Rubi, comece pelo realismo poético dos anos 30 (Jean Renoir, Marcel Carné, Julien Divivier etc.). Dê uma passada pelo momento francês de Max Ophuls nos anos 50 e salte para a Nouvelle Vague de Louis Malle e François Truffaut. Já é um bom começo.

ANTONIO NAHUD JÚNIOR disse...

Realmente, Renato. LADRÕES DE BICICLETA é comovente. Obra-prima para ver e rever.

ANTONIO NAHUD JÚNIOR disse...

Rato, gosto de filmes políticos, mesmo datados ideologicamente. Costa-Gavras, por exemplo, nos deu obras fantásticas.

ANTONIO NAHUD JÚNIOR disse...

Ah, Marcelo, queria muito ter essa oportunidade de fazer cursos pontuais sobre cinema. Mas aqui em Natal não rola nada parecido.

ANTONIO NAHUD JÚNIOR disse...

Exato, Marcos, inclusive Volonté trabalhou com Sergio Leone.

Rodrigo Duarte disse...

Não sei se concordo com o Chico Lopes, embora reconheça que boa parte dos ditos "filmes políticos" datam facilmente. Se visto de outra perspectiva, eles ao menos nos apresentam um panorama do pensamento vigente em determinado período - o que não é pouco. Eu sou fã do cinema político italiano. Abraço.

ANTONIO NAHUD JÚNIOR disse...

Ricardo (AS Tertúlias), Sanda continua viva e trabalhando. Tem 64 anos. Um dos seus filmes mais recentes foi RIOS VERMELHOS, com Jean Reno.

ANTONIO NAHUD JÚNIOR disse...

UM DIA MUITO ESPECIAL é uma maravilha, Fábio.
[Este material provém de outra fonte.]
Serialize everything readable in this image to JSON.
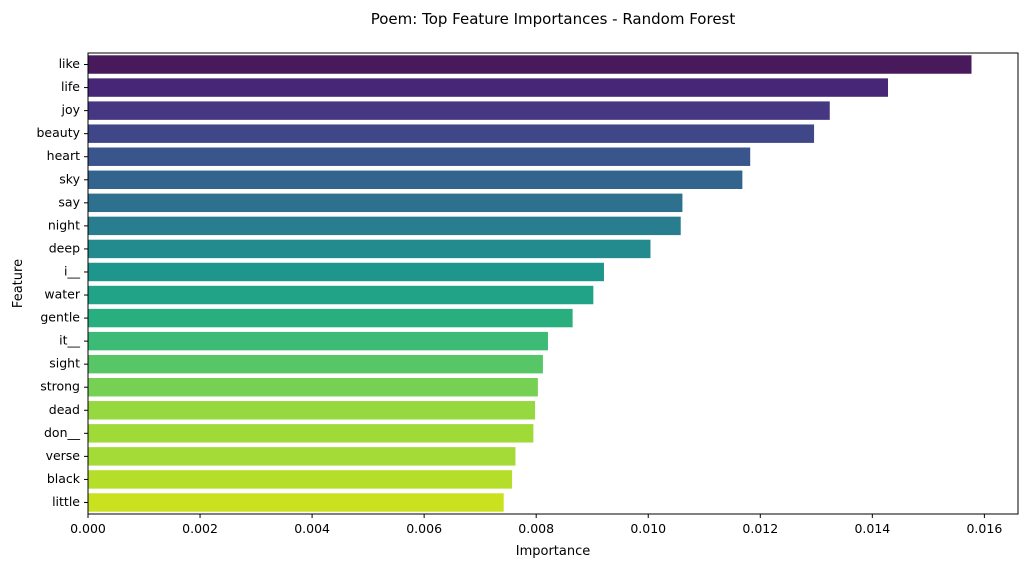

Que belas atuações de Loren e Mastroianni, totalmente despojados, sem qualquer glamour.

ANTONIO NAHUD JÚNIOR disse...

Pedro, também gosto de CADÁVERES ILUSTRES. Tenho cópia, caso queira.
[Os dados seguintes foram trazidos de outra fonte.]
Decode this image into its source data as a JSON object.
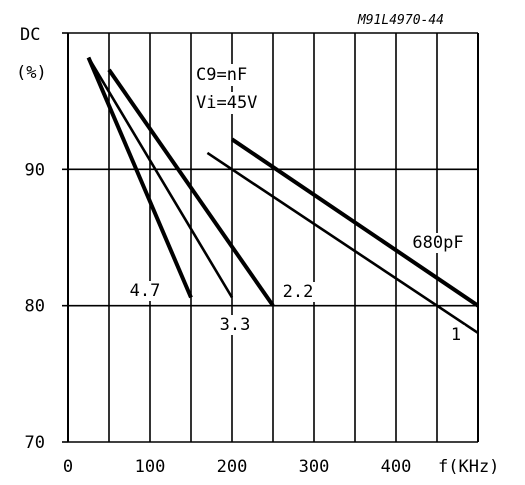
{
  "chart_data": {
    "type": "line",
    "reference_id": "M91L4970-44",
    "ylabel": "DC",
    "ylabel_unit": "(%)",
    "xlabel": "f(KHz)",
    "annotation_lines": [
      "C9=nF",
      "Vi=45V"
    ],
    "xlim": [
      0,
      500
    ],
    "ylim": [
      70,
      100
    ],
    "x_ticks": [
      "0",
      "100",
      "200",
      "300",
      "400"
    ],
    "y_ticks": [
      "70",
      "80",
      "90"
    ],
    "grid": true,
    "series": [
      {
        "name": "4.7",
        "bold": true,
        "x": [
          25,
          150
        ],
        "y": [
          98.2,
          80.6
        ]
      },
      {
        "name": "3.3",
        "bold": false,
        "x": [
          25,
          200
        ],
        "y": [
          98.2,
          80.6
        ]
      },
      {
        "name": "2.2",
        "bold": true,
        "x": [
          50,
          250
        ],
        "y": [
          97.3,
          80.0
        ]
      },
      {
        "name": "1",
        "bold": false,
        "x": [
          170,
          500
        ],
        "y": [
          91.2,
          78.0
        ]
      },
      {
        "name": "680pF",
        "bold": true,
        "x": [
          200,
          500
        ],
        "y": [
          92.2,
          80.0
        ]
      }
    ]
  }
}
ANTONIO NAHUD JÚNIOR disse...

Bertolucci tem uma trajetória incrível, Gabriel. De filmes políticos a dramas intimistas. Um grande cineasta.

ANTONIO NAHUD JÚNIOR disse...

Darci, eu lembrava de Wild Goose, mas não sabia o nome da atriz.
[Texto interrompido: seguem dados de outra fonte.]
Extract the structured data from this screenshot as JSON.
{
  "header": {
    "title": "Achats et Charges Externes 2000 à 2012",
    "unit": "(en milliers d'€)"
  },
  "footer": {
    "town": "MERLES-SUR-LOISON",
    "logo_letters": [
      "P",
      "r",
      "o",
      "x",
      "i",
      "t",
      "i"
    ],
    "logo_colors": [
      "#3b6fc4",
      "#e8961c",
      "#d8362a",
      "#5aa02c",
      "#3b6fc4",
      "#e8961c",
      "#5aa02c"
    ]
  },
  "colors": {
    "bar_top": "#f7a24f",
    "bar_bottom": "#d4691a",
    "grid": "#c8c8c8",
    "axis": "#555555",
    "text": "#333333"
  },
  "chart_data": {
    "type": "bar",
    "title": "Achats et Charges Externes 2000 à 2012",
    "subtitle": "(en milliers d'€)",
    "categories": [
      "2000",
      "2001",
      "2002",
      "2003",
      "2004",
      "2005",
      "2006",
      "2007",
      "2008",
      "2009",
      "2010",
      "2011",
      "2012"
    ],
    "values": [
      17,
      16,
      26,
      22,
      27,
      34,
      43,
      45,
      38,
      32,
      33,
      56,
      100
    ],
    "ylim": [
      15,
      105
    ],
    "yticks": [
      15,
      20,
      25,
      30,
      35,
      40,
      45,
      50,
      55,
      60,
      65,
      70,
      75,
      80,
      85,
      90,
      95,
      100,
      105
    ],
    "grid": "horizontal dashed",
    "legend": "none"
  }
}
ANTONIO NAHUD JÚNIOR disse...

Obrigado, Suzane. É sempre um prazer tê-la por aqui.

ANTONIO NAHUD JÚNIOR disse...

Amigo, Jefferson, dê uma chance para o cinema europeu. Ele é maravilhoso.

Jamil disse...

Falcão, dessa lista aprecio o Francesco Rosi e o Ettore Scola. Mas faltou o Zurlini, não?

Jamil disse...

O Bellochio sempre considerei pretensioso e insuportável, mas ele me surpreendeu ano passado com Vincere.

Brenda Rosado disse...

"O conformista" é um dos melhores filmes que já vi.

Riclésio Medeiros disse...

A decadência atual do cinema italiano é visível.

disse...

O cinema político feito em um país sempre se torna uma das facetas mais significativas da arte naquele território. Gosto muito da Itália de modo geral, mas devo confessar que não aprecio a fase moderna de Bertolucci.
Abraços!

annastesia disse...

Grandes diretores, atores icônicos, incrível seleção de filmes, um tema importante e um texto x-cellent! Parabéns Antonio!